The Value of Vaccination by George Winterburn, a homeopath, on writing about vaccines, he tried to prove “how little of scientific research it was adopted, and how much the whim of a few fashionable folk shaped its destiny.”
Toxemia Explained: The True Interpretion of the Cause of Disease by Dr. John H Tilden (1926), calls vaccines poison and explains that “Every so-called disease is built within the mind and body by enervating habits.”
So, these books and pamphlets were basically filled with the same types of anti-vaccine propaganda we see today, pushing the ideas that vaccines are dangerous, don’t work, and aren’t necessary.
Propaganda that has been shown to be wrong, time and again, typically after these folks gain too much influence, causing immunization rates to fall, and outbreaks to return.

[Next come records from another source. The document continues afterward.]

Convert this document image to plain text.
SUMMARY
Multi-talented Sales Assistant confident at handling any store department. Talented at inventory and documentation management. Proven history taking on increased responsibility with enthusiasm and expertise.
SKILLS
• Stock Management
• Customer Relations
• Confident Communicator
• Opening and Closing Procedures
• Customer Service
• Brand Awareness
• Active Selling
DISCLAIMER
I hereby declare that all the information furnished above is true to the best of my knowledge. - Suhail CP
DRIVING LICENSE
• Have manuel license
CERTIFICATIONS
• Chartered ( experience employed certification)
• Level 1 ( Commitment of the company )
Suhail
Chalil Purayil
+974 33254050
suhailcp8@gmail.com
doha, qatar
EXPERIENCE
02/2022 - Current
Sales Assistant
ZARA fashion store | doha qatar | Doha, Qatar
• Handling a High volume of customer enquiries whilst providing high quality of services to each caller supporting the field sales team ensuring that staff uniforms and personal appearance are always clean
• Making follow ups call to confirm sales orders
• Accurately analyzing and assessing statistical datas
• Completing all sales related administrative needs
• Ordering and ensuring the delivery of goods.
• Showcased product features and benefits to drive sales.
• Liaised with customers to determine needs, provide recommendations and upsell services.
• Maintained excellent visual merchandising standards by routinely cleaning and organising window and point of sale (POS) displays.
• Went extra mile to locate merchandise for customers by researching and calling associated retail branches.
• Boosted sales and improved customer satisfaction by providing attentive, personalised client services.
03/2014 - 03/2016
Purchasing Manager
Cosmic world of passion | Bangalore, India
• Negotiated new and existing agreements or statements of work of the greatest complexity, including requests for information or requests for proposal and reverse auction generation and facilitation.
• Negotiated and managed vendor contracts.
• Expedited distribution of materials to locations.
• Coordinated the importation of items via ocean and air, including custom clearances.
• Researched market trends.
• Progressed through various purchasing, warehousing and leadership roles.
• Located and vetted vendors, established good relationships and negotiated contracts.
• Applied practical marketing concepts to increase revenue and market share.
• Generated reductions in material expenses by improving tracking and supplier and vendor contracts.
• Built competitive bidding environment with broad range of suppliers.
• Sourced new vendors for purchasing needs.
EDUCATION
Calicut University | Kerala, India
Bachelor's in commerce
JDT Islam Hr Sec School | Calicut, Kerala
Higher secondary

All of which, of course, helps to reinforce the important ideas that vaccines do indeed work and that they are necessary.

It is the fatal flaw in the anti-vaccine movement.
Oh, and let’s not forget Dr. Immanuel Pfeiffer!

He wrote The Fallacy of Vaccination in 1890 and famously got sick with smallpox a few years later. He was unvaccinated and became critically ill, taking months to recover. How many people who took his advice weren’t so lucky?